Sunrise Movement wants President Joe Biden to declare a climate emergency, part of taking more decisive action to combat global warming.
Crandall, 18, graduated from Grant High School in 2023 and is spending a year before college working full time on the Sunrise Movement, which organizes young people to fight against climate change.
The Los Angeles Times reports that about 40 Sunrise Movement activists gathered at Harris’ home in the upscale Brentwood neighborhood on April 14. Some camped outside the house overnight. Midmorning on April 15, Los Angeles police moved in to arrest six of the protesters, who were sitting in the street outside Harris’ home.

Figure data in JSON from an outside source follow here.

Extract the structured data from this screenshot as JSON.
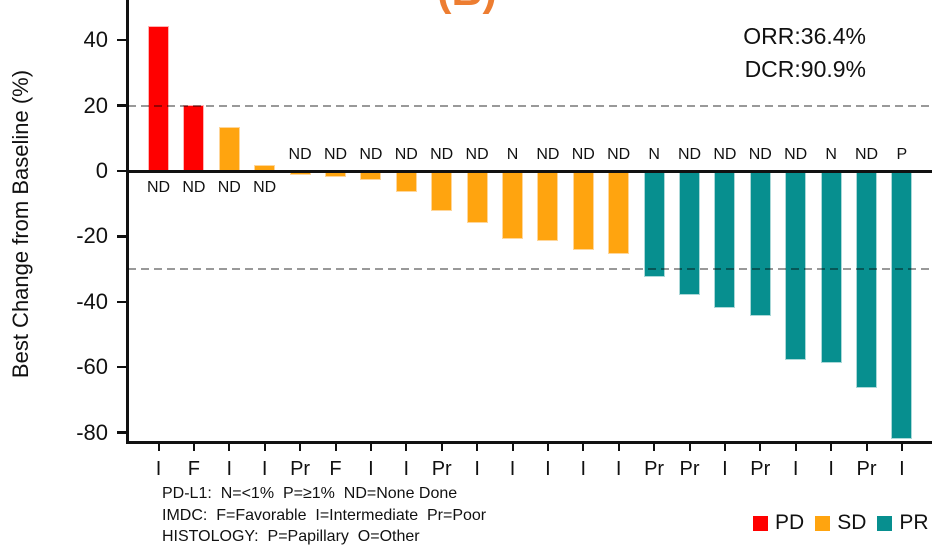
{
  "panel_label": "(B)",
  "stats": {
    "orr": "ORR:36.4%",
    "dcr": "DCR:90.9%"
  },
  "colors": {
    "PD": "#ff0000",
    "SD": "#ffa40f",
    "PR": "#078f8f",
    "panel_label": "#ed7d31",
    "reference_line": "#999999",
    "axis": "#111111"
  },
  "legend": {
    "items": [
      {
        "label": "PD",
        "response": "PD",
        "color": "#ff0000"
      },
      {
        "label": "SD",
        "response": "SD",
        "color": "#ffa40f"
      },
      {
        "label": "PR",
        "response": "PR",
        "color": "#078f8f"
      }
    ]
  },
  "footnotes": [
    "PD-L1:  N=<1%  P=≥1%  ND=None Done",
    "IMDC:  F=Favorable  I=Intermediate  Pr=Poor",
    "HISTOLOGY:  P=Papillary  O=Other"
  ],
  "chart_data": {
    "type": "bar",
    "title": "(B)",
    "xlabel": "",
    "ylabel": "Best Change from Baseline (%)",
    "ylim": [
      -83,
      52
    ],
    "y_ticks": [
      40,
      20,
      0,
      -20,
      -40,
      -60,
      -80
    ],
    "reference_lines": [
      20,
      -30
    ],
    "grid": false,
    "legend_position": "bottom-right",
    "annotations": [
      "ORR:36.4%",
      "DCR:90.9%"
    ],
    "categories": [
      "I",
      "F",
      "I",
      "I",
      "Pr",
      "F",
      "I",
      "I",
      "Pr",
      "I",
      "I",
      "I",
      "I",
      "I",
      "Pr",
      "Pr",
      "I",
      "Pr",
      "I",
      "I",
      "Pr",
      "I"
    ],
    "values": [
      44,
      20,
      13,
      1.5,
      -1,
      -1.5,
      -2.5,
      -6,
      -12,
      -15.5,
      -20.5,
      -21,
      -24,
      -25,
      -32,
      -37.5,
      -41.5,
      -44,
      -57.5,
      -58.5,
      -66,
      -81.5
    ],
    "bar_labels": [
      "ND",
      "ND",
      "ND",
      "ND",
      "ND",
      "ND",
      "ND",
      "ND",
      "ND",
      "ND",
      "N",
      "ND",
      "ND",
      "ND",
      "N",
      "ND",
      "ND",
      "ND",
      "ND",
      "N",
      "ND",
      "P"
    ],
    "responses": [
      "PD",
      "PD",
      "SD",
      "SD",
      "SD",
      "SD",
      "SD",
      "SD",
      "SD",
      "SD",
      "SD",
      "SD",
      "SD",
      "SD",
      "PR",
      "PR",
      "PR",
      "PR",
      "PR",
      "PR",
      "PR",
      "PR"
    ]
  }
}
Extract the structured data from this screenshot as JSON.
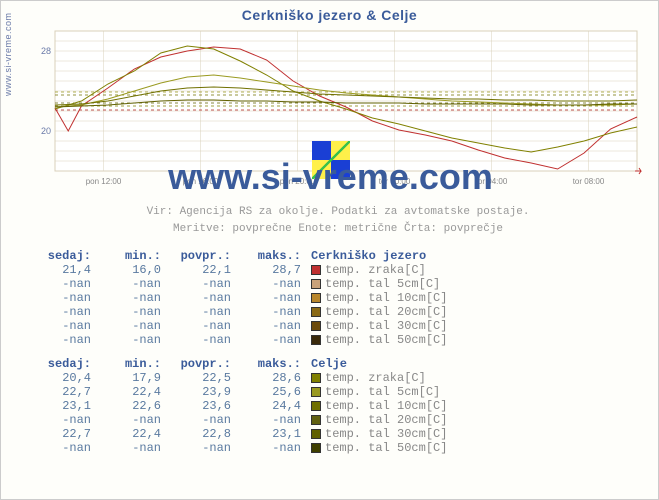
{
  "title": "Cerkniško jezero & Celje",
  "ylabel_text": "www.si-vreme.com",
  "watermark_url": "www.si-vreme.com",
  "meta_line1": "Vir: Agencija RS za okolje. Podatki za avtomatske postaje.",
  "meta_line2": "Meritve: povprečne   Enote: metrične   Črta: povprečje",
  "chart": {
    "type": "line",
    "background_color": "#fefefa",
    "plot_bg": "#ffffff",
    "grid_color": "#d9d0bb",
    "axis_color": "#888888",
    "ylim": [
      16,
      30
    ],
    "yticks": [
      20,
      28
    ],
    "ytick_labels": [
      "20",
      "28"
    ],
    "x_categories": [
      "pon 12:00",
      "pon 16:00",
      "pon 20:00",
      "tor 00:00",
      "tor 04:00",
      "tor 08:00"
    ],
    "x_range": [
      0,
      22
    ],
    "avg_lines": [
      {
        "y": 22.1,
        "color": "#b02020"
      },
      {
        "y": 22.5,
        "color": "#808000"
      },
      {
        "y": 23.9,
        "color": "#9a9a20"
      },
      {
        "y": 23.6,
        "color": "#707000"
      },
      {
        "y": 22.8,
        "color": "#606000"
      }
    ],
    "series": [
      {
        "name": "Cerkniško temp zraka",
        "color": "#c03030",
        "width": 1.0,
        "points": [
          [
            0,
            22.3
          ],
          [
            0.5,
            20.0
          ],
          [
            1,
            22.5
          ],
          [
            2,
            24.3
          ],
          [
            3,
            26.2
          ],
          [
            4,
            27.4
          ],
          [
            5,
            28.0
          ],
          [
            6,
            28.4
          ],
          [
            7,
            28.2
          ],
          [
            8,
            27.1
          ],
          [
            9,
            25.0
          ],
          [
            10,
            23.5
          ],
          [
            11,
            22.4
          ],
          [
            12,
            21.0
          ],
          [
            13,
            20.1
          ],
          [
            14,
            19.6
          ],
          [
            15,
            19.0
          ],
          [
            16,
            18.1
          ],
          [
            17,
            17.3
          ],
          [
            18,
            16.8
          ],
          [
            19,
            16.2
          ],
          [
            20,
            17.8
          ],
          [
            21,
            20.2
          ],
          [
            22,
            21.4
          ]
        ]
      },
      {
        "name": "Celje temp zraka",
        "color": "#808000",
        "width": 1.0,
        "points": [
          [
            0,
            22.2
          ],
          [
            1,
            23.0
          ],
          [
            2,
            24.7
          ],
          [
            3,
            26.0
          ],
          [
            4,
            27.8
          ],
          [
            5,
            28.5
          ],
          [
            6,
            28.2
          ],
          [
            7,
            27.0
          ],
          [
            8,
            25.6
          ],
          [
            9,
            24.0
          ],
          [
            10,
            23.0
          ],
          [
            11,
            22.2
          ],
          [
            12,
            21.3
          ],
          [
            13,
            20.7
          ],
          [
            14,
            20.0
          ],
          [
            15,
            19.3
          ],
          [
            16,
            18.8
          ],
          [
            17,
            18.3
          ],
          [
            18,
            17.9
          ],
          [
            19,
            18.4
          ],
          [
            20,
            19.0
          ],
          [
            21,
            19.8
          ],
          [
            22,
            20.4
          ]
        ]
      },
      {
        "name": "Celje tal 5cm",
        "color": "#9a9a20",
        "width": 1.0,
        "points": [
          [
            0,
            22.4
          ],
          [
            1,
            22.6
          ],
          [
            2,
            23.2
          ],
          [
            3,
            24.0
          ],
          [
            4,
            24.8
          ],
          [
            5,
            25.4
          ],
          [
            6,
            25.6
          ],
          [
            7,
            25.3
          ],
          [
            8,
            24.9
          ],
          [
            9,
            24.5
          ],
          [
            10,
            24.1
          ],
          [
            11,
            23.8
          ],
          [
            12,
            23.6
          ],
          [
            13,
            23.4
          ],
          [
            14,
            23.2
          ],
          [
            15,
            23.0
          ],
          [
            16,
            22.9
          ],
          [
            17,
            22.8
          ],
          [
            18,
            22.7
          ],
          [
            19,
            22.6
          ],
          [
            20,
            22.6
          ],
          [
            21,
            22.6
          ],
          [
            22,
            22.7
          ]
        ]
      },
      {
        "name": "Celje tal 10cm",
        "color": "#707000",
        "width": 1.0,
        "points": [
          [
            0,
            22.6
          ],
          [
            1,
            22.7
          ],
          [
            2,
            23.0
          ],
          [
            3,
            23.5
          ],
          [
            4,
            24.0
          ],
          [
            5,
            24.3
          ],
          [
            6,
            24.4
          ],
          [
            7,
            24.3
          ],
          [
            8,
            24.1
          ],
          [
            9,
            23.9
          ],
          [
            10,
            23.7
          ],
          [
            11,
            23.6
          ],
          [
            12,
            23.5
          ],
          [
            13,
            23.4
          ],
          [
            14,
            23.3
          ],
          [
            15,
            23.2
          ],
          [
            16,
            23.2
          ],
          [
            17,
            23.1
          ],
          [
            18,
            23.1
          ],
          [
            19,
            23.0
          ],
          [
            20,
            23.0
          ],
          [
            21,
            23.0
          ],
          [
            22,
            23.1
          ]
        ]
      },
      {
        "name": "Celje tal 30cm",
        "color": "#606000",
        "width": 1.0,
        "points": [
          [
            0,
            22.4
          ],
          [
            1,
            22.5
          ],
          [
            2,
            22.6
          ],
          [
            3,
            22.8
          ],
          [
            4,
            23.0
          ],
          [
            5,
            23.1
          ],
          [
            6,
            23.1
          ],
          [
            7,
            23.0
          ],
          [
            8,
            23.0
          ],
          [
            9,
            22.9
          ],
          [
            10,
            22.9
          ],
          [
            11,
            22.8
          ],
          [
            12,
            22.8
          ],
          [
            13,
            22.8
          ],
          [
            14,
            22.7
          ],
          [
            15,
            22.7
          ],
          [
            16,
            22.7
          ],
          [
            17,
            22.7
          ],
          [
            18,
            22.6
          ],
          [
            19,
            22.6
          ],
          [
            20,
            22.6
          ],
          [
            21,
            22.7
          ],
          [
            22,
            22.7
          ]
        ]
      }
    ]
  },
  "table_headers": {
    "sedaj": "sedaj:",
    "min": "min.:",
    "povpr": "povpr.:",
    "maks": "maks.:"
  },
  "table1_title": "Cerkniško jezero",
  "table1": [
    {
      "sedaj": "21,4",
      "min": "16,0",
      "povpr": "22,1",
      "maks": "28,7",
      "label": "temp. zraka[C]",
      "sw": "#c03030"
    },
    {
      "sedaj": "-nan",
      "min": "-nan",
      "povpr": "-nan",
      "maks": "-nan",
      "label": "temp. tal  5cm[C]",
      "sw": "#c9a27a"
    },
    {
      "sedaj": "-nan",
      "min": "-nan",
      "povpr": "-nan",
      "maks": "-nan",
      "label": "temp. tal 10cm[C]",
      "sw": "#b8862b"
    },
    {
      "sedaj": "-nan",
      "min": "-nan",
      "povpr": "-nan",
      "maks": "-nan",
      "label": "temp. tal 20cm[C]",
      "sw": "#8a6914"
    },
    {
      "sedaj": "-nan",
      "min": "-nan",
      "povpr": "-nan",
      "maks": "-nan",
      "label": "temp. tal 30cm[C]",
      "sw": "#6b4a0a"
    },
    {
      "sedaj": "-nan",
      "min": "-nan",
      "povpr": "-nan",
      "maks": "-nan",
      "label": "temp. tal 50cm[C]",
      "sw": "#3a2a0a"
    }
  ],
  "table2_title": "Celje",
  "table2": [
    {
      "sedaj": "20,4",
      "min": "17,9",
      "povpr": "22,5",
      "maks": "28,6",
      "label": "temp. zraka[C]",
      "sw": "#808000"
    },
    {
      "sedaj": "22,7",
      "min": "22,4",
      "povpr": "23,9",
      "maks": "25,6",
      "label": "temp. tal  5cm[C]",
      "sw": "#9a9a20"
    },
    {
      "sedaj": "23,1",
      "min": "22,6",
      "povpr": "23,6",
      "maks": "24,4",
      "label": "temp. tal 10cm[C]",
      "sw": "#707000"
    },
    {
      "sedaj": "-nan",
      "min": "-nan",
      "povpr": "-nan",
      "maks": "-nan",
      "label": "temp. tal 20cm[C]",
      "sw": "#606010"
    },
    {
      "sedaj": "22,7",
      "min": "22,4",
      "povpr": "22,8",
      "maks": "23,1",
      "label": "temp. tal 30cm[C]",
      "sw": "#606000"
    },
    {
      "sedaj": "-nan",
      "min": "-nan",
      "povpr": "-nan",
      "maks": "-nan",
      "label": "temp. tal 50cm[C]",
      "sw": "#404000"
    }
  ]
}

When she ran for president in 2020, then U.S.-Sen. Harris (D-Calif.) ran on an environmental platform, extolling visions of a “Green New Deal.” But Sunrise Movement activists are unsatisfied with the Biden administration’s climate stance. Outside Harris’ home, according to the Times, they chanted “Harris, Harris, you can’t see this is an emergency...fossil fuels are killing me...this will be your legacy.”
Harris was reportedly home in Brentwood yesterday and left this morning for a speech in Las Vegas without speaking to the protesters.
Crandall, who has regularly protested against proposed freeway projects in Oregon, arguing more capacity will bring more vehicle emissions, said in a statement that the vice president must do more to protect the planet.
“My generation is spending our teenage years organizing for climate action because people like Kamala Harris have failed us,” Crandall said. “We’re ready to do whatever it takes to win a climate emergency declaration—we will camp out overnight, we will get arrested, we will mobilize our peers by the thousands to win the world we deserve. The Biden administration are cowards for not standing with young people.”
The six people arrested face misdemeanor charges of failing to disperse.